Well, then how about simplifying my pictures so that there isn't so much I have to write about anymore?
Won't work. I could take portrait pictures of avatars in so-called photo studios with a neutral, single-colour, unshaded, otherwise featureless background. I wouldn't have to describe the background much. I wouldn't have to explain where the picture was taken either because the same photo studio looks the same wherever it was placed. Still, the picture would require a lengthy description of the avatar.
And before that, it would also require mentioning that the picture was made in OpenSim. Plus the lengthy explanation what OpenSim is. Any one of my pictures may be the first one from OpenSim that someone comes across. I can't count on people already knowing all this from earlier posts. Not everyone who may see posts from me is a long-time follower. I can never know who likes which picture why and then boosts it to whom.
As for virtual travel pictures, I guess it's obvious that and why I can't simplify them. I simply cannot change what's standing in-world and thus shown in the picture.

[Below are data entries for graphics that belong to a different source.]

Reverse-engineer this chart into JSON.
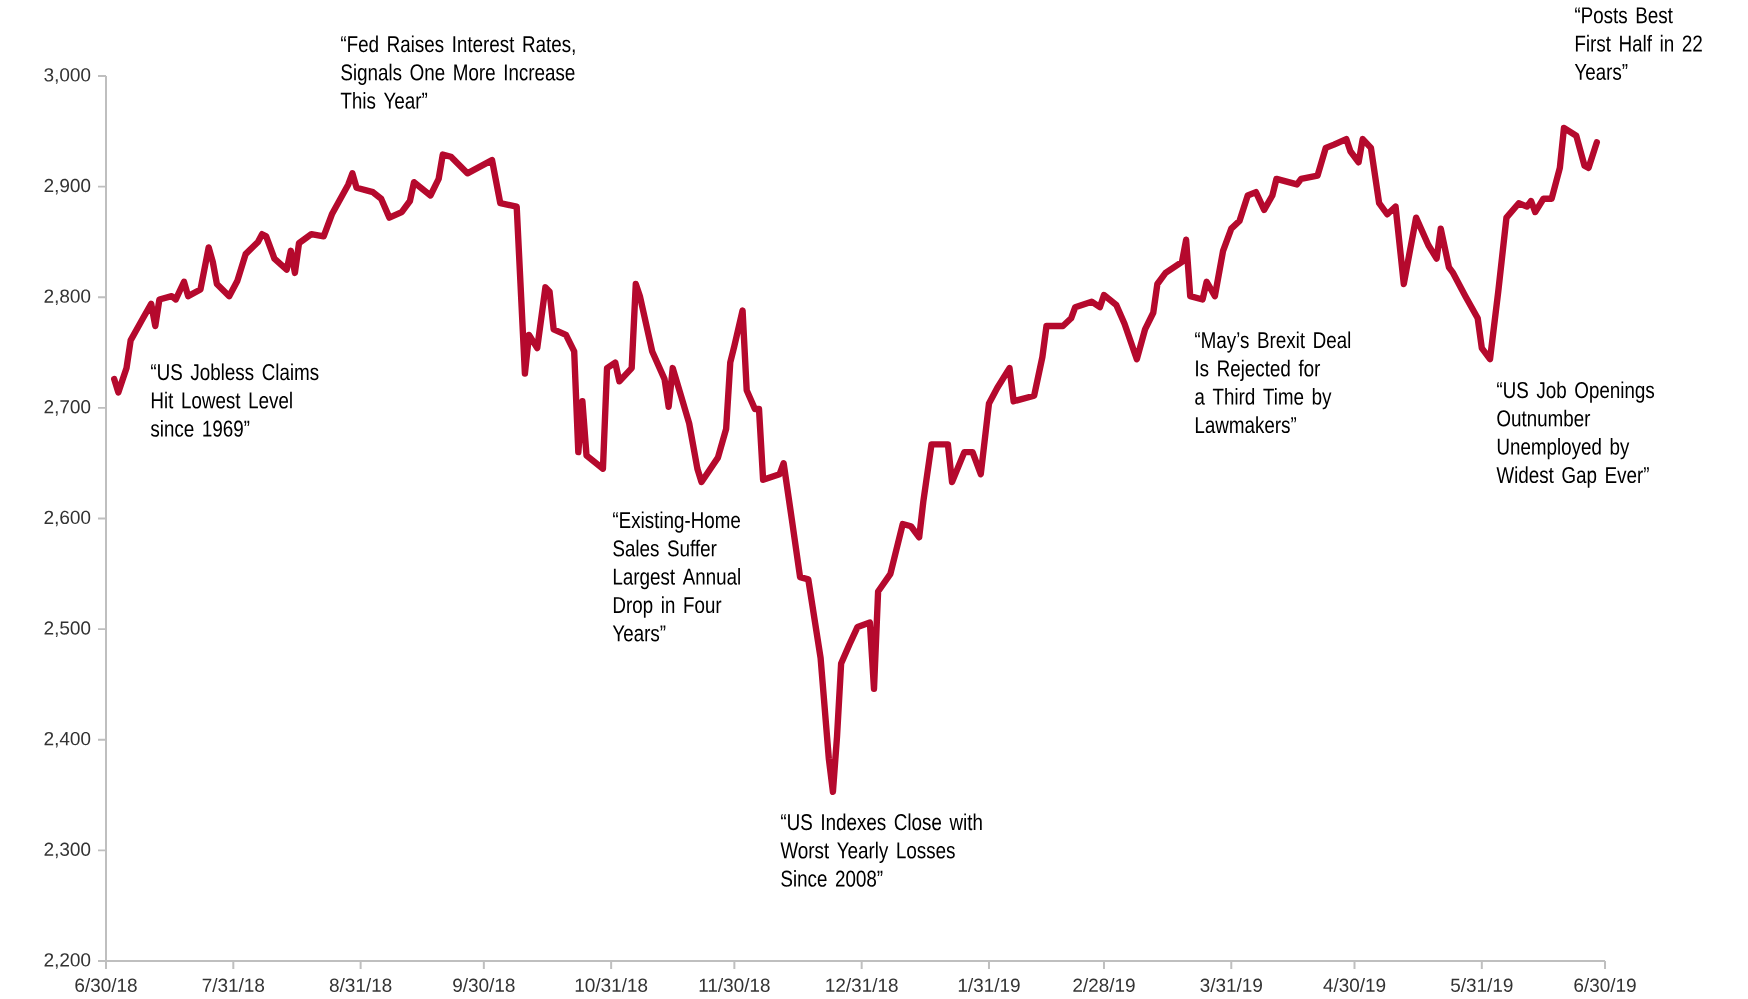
{
  "chart_data": {
    "type": "line",
    "x": [
      "2018-07-02",
      "2018-07-03",
      "2018-07-05",
      "2018-07-06",
      "2018-07-09",
      "2018-07-11",
      "2018-07-12",
      "2018-07-13",
      "2018-07-16",
      "2018-07-17",
      "2018-07-19",
      "2018-07-20",
      "2018-07-23",
      "2018-07-25",
      "2018-07-26",
      "2018-07-27",
      "2018-07-30",
      "2018-08-01",
      "2018-08-03",
      "2018-08-06",
      "2018-08-07",
      "2018-08-08",
      "2018-08-10",
      "2018-08-13",
      "2018-08-14",
      "2018-08-15",
      "2018-08-16",
      "2018-08-19",
      "2018-08-22",
      "2018-08-24",
      "2018-08-28",
      "2018-08-29",
      "2018-08-30",
      "2018-09-03",
      "2018-09-05",
      "2018-09-07",
      "2018-09-10",
      "2018-09-12",
      "2018-09-13",
      "2018-09-17",
      "2018-09-19",
      "2018-09-20",
      "2018-09-22",
      "2018-09-26",
      "2018-10-02",
      "2018-10-04",
      "2018-10-08",
      "2018-10-10",
      "2018-10-11",
      "2018-10-13",
      "2018-10-15",
      "2018-10-16",
      "2018-10-17",
      "2018-10-20",
      "2018-10-22",
      "2018-10-23",
      "2018-10-24",
      "2018-10-25",
      "2018-10-29",
      "2018-10-30",
      "2018-11-01",
      "2018-11-02",
      "2018-11-05",
      "2018-11-06",
      "2018-11-07",
      "2018-11-10",
      "2018-11-13",
      "2018-11-14",
      "2018-11-15",
      "2018-11-17",
      "2018-11-19",
      "2018-11-21",
      "2018-11-22",
      "2018-11-26",
      "2018-11-28",
      "2018-11-29",
      "2018-11-30",
      "2018-12-02",
      "2018-12-03",
      "2018-12-05",
      "2018-12-06",
      "2018-12-07",
      "2018-12-11",
      "2018-12-12",
      "2018-12-14",
      "2018-12-16",
      "2018-12-18",
      "2018-12-21",
      "2018-12-23",
      "2018-12-24",
      "2018-12-25",
      "2018-12-26",
      "2018-12-28",
      "2018-12-30",
      "2019-01-02",
      "2019-01-03",
      "2019-01-04",
      "2019-01-07",
      "2019-01-10",
      "2019-01-12",
      "2019-01-14",
      "2019-01-15",
      "2019-01-17",
      "2019-01-21",
      "2019-01-22",
      "2019-01-25",
      "2019-01-27",
      "2019-01-29",
      "2019-01-31",
      "2019-02-02",
      "2019-02-05",
      "2019-02-06",
      "2019-02-11",
      "2019-02-13",
      "2019-02-14",
      "2019-02-18",
      "2019-02-20",
      "2019-02-21",
      "2019-02-25",
      "2019-02-27",
      "2019-02-28",
      "2019-03-03",
      "2019-03-05",
      "2019-03-08",
      "2019-03-10",
      "2019-03-12",
      "2019-03-13",
      "2019-03-15",
      "2019-03-19",
      "2019-03-20",
      "2019-03-21",
      "2019-03-24",
      "2019-03-25",
      "2019-03-27",
      "2019-03-29",
      "2019-03-31",
      "2019-04-02",
      "2019-04-04",
      "2019-04-06",
      "2019-04-08",
      "2019-04-10",
      "2019-04-11",
      "2019-04-16",
      "2019-04-17",
      "2019-04-21",
      "2019-04-23",
      "2019-04-25",
      "2019-04-28",
      "2019-04-29",
      "2019-05-01",
      "2019-05-02",
      "2019-05-04",
      "2019-05-06",
      "2019-05-08",
      "2019-05-10",
      "2019-05-12",
      "2019-05-14",
      "2019-05-15",
      "2019-05-18",
      "2019-05-20",
      "2019-05-21",
      "2019-05-23",
      "2019-05-24",
      "2019-05-27",
      "2019-05-30",
      "2019-05-31",
      "2019-06-02",
      "2019-06-04",
      "2019-06-06",
      "2019-06-09",
      "2019-06-11",
      "2019-06-12",
      "2019-06-13",
      "2019-06-15",
      "2019-06-17",
      "2019-06-19",
      "2019-06-20",
      "2019-06-23",
      "2019-06-25",
      "2019-06-26",
      "2019-06-28"
    ],
    "series": [
      {
        "color": "#b5092d",
        "values": [
          2726,
          2714,
          2736,
          2761,
          2781,
          2794,
          2774,
          2798,
          2801,
          2798,
          2814,
          2801,
          2807,
          2845,
          2832,
          2812,
          2801,
          2815,
          2839,
          2850,
          2857,
          2855,
          2835,
          2825,
          2842,
          2822,
          2849,
          2857,
          2855,
          2875,
          2902,
          2912,
          2899,
          2895,
          2889,
          2872,
          2877,
          2887,
          2904,
          2892,
          2907,
          2929,
          2927,
          2912,
          2924,
          2885,
          2882,
          2731,
          2766,
          2754,
          2809,
          2805,
          2771,
          2766,
          2751,
          2660,
          2706,
          2657,
          2645,
          2736,
          2741,
          2724,
          2736,
          2812,
          2801,
          2751,
          2726,
          2701,
          2736,
          2711,
          2686,
          2645,
          2633,
          2655,
          2681,
          2741,
          2756,
          2788,
          2716,
          2699,
          2699,
          2635,
          2640,
          2650,
          2599,
          2547,
          2545,
          2474,
          2383,
          2353,
          2403,
          2469,
          2486,
          2502,
          2506,
          2446,
          2534,
          2550,
          2595,
          2593,
          2583,
          2615,
          2667,
          2667,
          2633,
          2660,
          2660,
          2640,
          2704,
          2718,
          2736,
          2706,
          2711,
          2746,
          2774,
          2774,
          2781,
          2791,
          2796,
          2791,
          2802,
          2793,
          2776,
          2744,
          2771,
          2786,
          2812,
          2822,
          2832,
          2852,
          2801,
          2798,
          2814,
          2801,
          2842,
          2862,
          2869,
          2892,
          2895,
          2879,
          2892,
          2907,
          2902,
          2907,
          2910,
          2935,
          2938,
          2943,
          2932,
          2922,
          2943,
          2935,
          2885,
          2875,
          2882,
          2812,
          2852,
          2872,
          2847,
          2835,
          2862,
          2827,
          2822,
          2801,
          2781,
          2754,
          2744,
          2805,
          2872,
          2885,
          2882,
          2887,
          2877,
          2889,
          2889,
          2917,
          2953,
          2946,
          2919,
          2917,
          2940
        ]
      }
    ],
    "xlim": [
      "2018-06-30",
      "2019-06-30"
    ],
    "xticks": [
      {
        "value": "2018-06-30",
        "label": "6/30/18"
      },
      {
        "value": "2018-07-31",
        "label": "7/31/18"
      },
      {
        "value": "2018-08-31",
        "label": "8/31/18"
      },
      {
        "value": "2018-09-30",
        "label": "9/30/18"
      },
      {
        "value": "2018-10-31",
        "label": "10/31/18"
      },
      {
        "value": "2018-11-30",
        "label": "11/30/18"
      },
      {
        "value": "2018-12-31",
        "label": "12/31/18"
      },
      {
        "value": "2019-01-31",
        "label": "1/31/19"
      },
      {
        "value": "2019-02-28",
        "label": "2/28/19"
      },
      {
        "value": "2019-03-31",
        "label": "3/31/19"
      },
      {
        "value": "2019-04-30",
        "label": "4/30/19"
      },
      {
        "value": "2019-05-31",
        "label": "5/31/19"
      },
      {
        "value": "2019-06-30",
        "label": "6/30/19"
      }
    ],
    "ylim": [
      2200,
      3000
    ],
    "yticks": [
      {
        "value": 2200,
        "label": "2,200"
      },
      {
        "value": 2300,
        "label": "2,300"
      },
      {
        "value": 2400,
        "label": "2,400"
      },
      {
        "value": 2500,
        "label": "2,500"
      },
      {
        "value": 2600,
        "label": "2,600"
      },
      {
        "value": 2700,
        "label": "2,700"
      },
      {
        "value": 2800,
        "label": "2,800"
      },
      {
        "value": 2900,
        "label": "2,900"
      },
      {
        "value": 3000,
        "label": "3,000"
      }
    ],
    "grid": false,
    "marker": "none",
    "line_style": "solid",
    "annotations": [
      "“US Jobless Claims Hit Lowest Level since 1969”",
      "“Fed Raises Interest Rates, Signals One More Increase This Year”",
      "“Existing-Home Sales Suffer Largest Annual Drop in Four Years”",
      "“US Indexes Close with Worst Yearly Losses Since 2008”",
      "“May’s Brexit Deal Is Rejected for a Third Time by Lawmakers”",
      "“US Job Openings Outnumber Unemployed by Widest Gap Ever”",
      "“Posts Best First Half in 22 Years”"
    ]
  }
}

All this alt-text trouble sometimes makes me wonder if it's worth going through it in the first place. As I've already said, OpenSim is a very very visual medium. Normally, visually-impaired people wouldn't even be interested in it, especially not in what goes on in-world.
But then I remember that it's technically possible for absolutely blind people to use OpenSim with a special viewer. I guess they can't build in-world, and they may need help with making their avatars look good to the seeing, but they can navigate avatars with few problems. A text-to-speech system delivers the name of whichever object is ahead of them to them amongst other things. And if there is no object in front of them, they usually know they can walk in that direction.
This means, somewhere out there, there could be visually-impaired Fediverse users who are indeed interested in what there is to find and to do on the grids of OpenSim, and what is going on there. If I didn't provide sufficiently informative alt-texts, that'd be a big obstacle for them.
So this whole problem stays unsolved. And the length of my alt-texts is likely to increase to stay informative.